Photobleaching

The mechanism of organic dye photobleaching is not well understood, but there are a few methods out there for reducing the rate of photobleaching.  Some literature suggests that photobleaching is due to excess oxygen in solution and the interaction between the dye and oxygen radicals.  Actin research swears by the following “anti-bleaching buffer” to limit the oxygen in solution (Harada et al. 1990 JMB):

• Glucose
• Glucose Oxidase-FAD
• Catalase
• Beta-mercaptoethanol (BME)

Glucose oxidase-FAD oxidizes glucose to gluconolactone, and in the process of regenerating its attached FAD moiety, creates H2O2.  Catalase breaks down two H2O2 into 2 H2O and 1 O2.  One time around this chemical cycle will use 1 molecule of O2 and produce 1/2 molecule, leading to the overall removal of oxygen.

The BME is a reducing agent (or antioxidant) that is added to the mixture as it seems to offer additional protection to the fluorophore.  Harada et al found that while BME does reduce photobleaching alone, the combination of BME with the oxygen scavenging system is much better.

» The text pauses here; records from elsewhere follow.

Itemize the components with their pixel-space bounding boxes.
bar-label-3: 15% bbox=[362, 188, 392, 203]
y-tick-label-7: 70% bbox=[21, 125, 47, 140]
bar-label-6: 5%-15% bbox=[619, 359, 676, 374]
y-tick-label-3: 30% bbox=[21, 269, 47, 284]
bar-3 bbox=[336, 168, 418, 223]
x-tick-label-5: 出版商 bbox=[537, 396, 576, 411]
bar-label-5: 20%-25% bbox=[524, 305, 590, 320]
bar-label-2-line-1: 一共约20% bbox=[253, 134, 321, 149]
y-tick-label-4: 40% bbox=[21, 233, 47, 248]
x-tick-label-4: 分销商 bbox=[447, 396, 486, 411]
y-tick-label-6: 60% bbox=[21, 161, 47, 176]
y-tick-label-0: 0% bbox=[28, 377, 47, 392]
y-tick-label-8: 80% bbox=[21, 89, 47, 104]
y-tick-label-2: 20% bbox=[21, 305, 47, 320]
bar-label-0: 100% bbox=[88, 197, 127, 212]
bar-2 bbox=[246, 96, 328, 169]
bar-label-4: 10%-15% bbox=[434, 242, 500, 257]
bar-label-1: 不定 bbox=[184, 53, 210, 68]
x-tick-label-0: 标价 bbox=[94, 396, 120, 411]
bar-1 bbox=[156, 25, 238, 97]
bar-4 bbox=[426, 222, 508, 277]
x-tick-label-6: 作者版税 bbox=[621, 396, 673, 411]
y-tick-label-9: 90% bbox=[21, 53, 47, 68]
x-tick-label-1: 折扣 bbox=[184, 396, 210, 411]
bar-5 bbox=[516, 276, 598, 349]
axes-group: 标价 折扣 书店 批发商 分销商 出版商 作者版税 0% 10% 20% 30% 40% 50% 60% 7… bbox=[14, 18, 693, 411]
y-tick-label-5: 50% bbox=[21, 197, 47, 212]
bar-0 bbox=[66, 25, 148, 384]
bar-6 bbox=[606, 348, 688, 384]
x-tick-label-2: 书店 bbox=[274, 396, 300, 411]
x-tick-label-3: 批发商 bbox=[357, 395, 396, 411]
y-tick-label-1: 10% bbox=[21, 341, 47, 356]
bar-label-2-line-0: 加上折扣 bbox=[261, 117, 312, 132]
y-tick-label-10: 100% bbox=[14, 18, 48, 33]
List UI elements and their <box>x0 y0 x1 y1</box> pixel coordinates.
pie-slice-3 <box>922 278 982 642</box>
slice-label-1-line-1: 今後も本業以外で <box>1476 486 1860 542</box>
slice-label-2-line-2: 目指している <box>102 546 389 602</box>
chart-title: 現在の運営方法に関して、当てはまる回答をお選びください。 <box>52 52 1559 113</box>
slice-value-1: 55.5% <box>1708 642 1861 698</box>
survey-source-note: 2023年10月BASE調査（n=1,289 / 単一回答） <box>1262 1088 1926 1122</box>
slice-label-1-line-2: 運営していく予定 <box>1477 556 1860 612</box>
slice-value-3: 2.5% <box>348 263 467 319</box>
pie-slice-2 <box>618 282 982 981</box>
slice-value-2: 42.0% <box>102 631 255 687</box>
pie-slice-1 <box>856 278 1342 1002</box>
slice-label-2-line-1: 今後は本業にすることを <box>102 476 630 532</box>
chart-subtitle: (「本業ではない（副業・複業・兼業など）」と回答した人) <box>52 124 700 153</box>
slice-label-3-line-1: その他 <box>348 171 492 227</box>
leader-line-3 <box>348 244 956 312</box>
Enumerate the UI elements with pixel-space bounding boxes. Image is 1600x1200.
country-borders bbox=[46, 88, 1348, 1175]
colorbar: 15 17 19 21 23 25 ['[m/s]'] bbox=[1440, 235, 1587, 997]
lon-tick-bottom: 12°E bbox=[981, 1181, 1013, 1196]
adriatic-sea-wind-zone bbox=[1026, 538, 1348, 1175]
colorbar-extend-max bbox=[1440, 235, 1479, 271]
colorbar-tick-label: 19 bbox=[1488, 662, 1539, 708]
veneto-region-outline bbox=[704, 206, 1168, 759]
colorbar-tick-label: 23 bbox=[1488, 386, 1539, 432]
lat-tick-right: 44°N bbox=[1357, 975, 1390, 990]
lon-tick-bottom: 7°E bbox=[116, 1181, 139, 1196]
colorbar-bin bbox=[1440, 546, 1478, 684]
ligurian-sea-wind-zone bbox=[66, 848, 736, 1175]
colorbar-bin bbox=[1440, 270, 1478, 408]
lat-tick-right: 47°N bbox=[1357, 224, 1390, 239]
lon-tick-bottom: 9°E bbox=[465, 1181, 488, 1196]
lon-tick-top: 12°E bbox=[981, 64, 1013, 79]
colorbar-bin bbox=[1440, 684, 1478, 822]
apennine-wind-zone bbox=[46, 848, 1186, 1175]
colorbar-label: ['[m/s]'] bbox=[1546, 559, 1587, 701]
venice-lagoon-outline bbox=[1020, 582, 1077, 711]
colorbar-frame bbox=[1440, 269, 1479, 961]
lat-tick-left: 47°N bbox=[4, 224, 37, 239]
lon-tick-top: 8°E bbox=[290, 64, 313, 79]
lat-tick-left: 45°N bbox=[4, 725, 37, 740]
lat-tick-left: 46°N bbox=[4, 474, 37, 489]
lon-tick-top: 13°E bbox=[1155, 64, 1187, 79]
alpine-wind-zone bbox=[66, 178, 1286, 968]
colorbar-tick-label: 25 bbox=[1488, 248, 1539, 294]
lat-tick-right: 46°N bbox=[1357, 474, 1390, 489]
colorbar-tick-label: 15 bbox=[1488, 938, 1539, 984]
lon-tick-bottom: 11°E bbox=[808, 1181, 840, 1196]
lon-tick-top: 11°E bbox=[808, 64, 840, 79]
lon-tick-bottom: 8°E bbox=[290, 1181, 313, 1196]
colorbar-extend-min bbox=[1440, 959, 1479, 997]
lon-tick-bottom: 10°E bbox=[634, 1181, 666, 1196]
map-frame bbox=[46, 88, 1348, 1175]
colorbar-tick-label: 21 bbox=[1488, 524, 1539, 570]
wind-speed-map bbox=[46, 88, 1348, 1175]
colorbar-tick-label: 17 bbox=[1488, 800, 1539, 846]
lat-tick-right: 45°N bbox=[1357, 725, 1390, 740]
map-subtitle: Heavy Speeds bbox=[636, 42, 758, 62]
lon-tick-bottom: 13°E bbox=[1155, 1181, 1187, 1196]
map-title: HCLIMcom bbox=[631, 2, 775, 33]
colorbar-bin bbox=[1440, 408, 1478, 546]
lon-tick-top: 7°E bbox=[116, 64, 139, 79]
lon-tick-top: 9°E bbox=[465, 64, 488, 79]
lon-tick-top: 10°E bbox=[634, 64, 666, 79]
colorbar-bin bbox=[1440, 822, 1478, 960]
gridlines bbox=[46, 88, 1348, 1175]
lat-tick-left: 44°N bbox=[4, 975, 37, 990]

A recent paper (van Dijk et al. J Phys Chem B 2004) concerned with photobleaching of fluorophores in optical traps looked back at the “anti-bleaching buffer” and compared it to deoxygenated systems and the use of the antioxidant ascorbic acid (Vitamin C).  The results from this paper that deoxygenated systems had no effect on photobleaching, while both “anti-bleaching buffer” and ascorbic acid reduced bleaching.  Ascorbic acid worked much better, and the authors suggested that the only reason that “anti-bleaching buffer” worked in the first place was because it also had the antioxidant BME (which conflicts a bit with the Harada findings).

The van Dijk paper suggests that a fluorophore bleaches because it attains a higher excited state that can undergo ionization, which kills the fluorescence properties of the molecule.  See the following figure:

Antioxidants could fix the fluorophore by reducing it, thereby returning an electron and allowing the molecule to remain in its neutral fluorescing state.  BME is an antioxidant, but it can also reduce disulfide bonds.  Therefore it should only be used in conjugation with proteins found in the cytosol (like actin).  The cytosol is a reducing environment and no proteins (except for environment monitoring alarm proteins) have disulfide bonds.  Proteins found on the cell surface (like integrins) or excreted proteins (like albumin) contain many disulfide bonds and should probably be used with another antioxidant like ascorbic acid.

I did a couple of quick tests with 0.1 mM free rhodamine 6g to check these ideas.  The first set were performed with a large drop on a slide.  The rhodamine excitation beam was left on and images were taken every 10s.  Bleaching was quantified using ImageJ. The following figure compares the control to R6G with BME (Horizontal axis is the percentage of initial fluorescence):

You can clearly see there is very little photobleaching with the BME sample.  Next I performed the same experiments, but this time with a smaller volume squished between the slide and a coverslip:

This time you can see that both samples bleach, but the sample with BME bleaches much slower than the control.

These simple experiments show that just by adding some BME to a sample (as long as it includes only cytosolic proteins) can reduce bleaching.  It would be interesting to compare this to BME + oxygen scavengers or to ascorbic acid.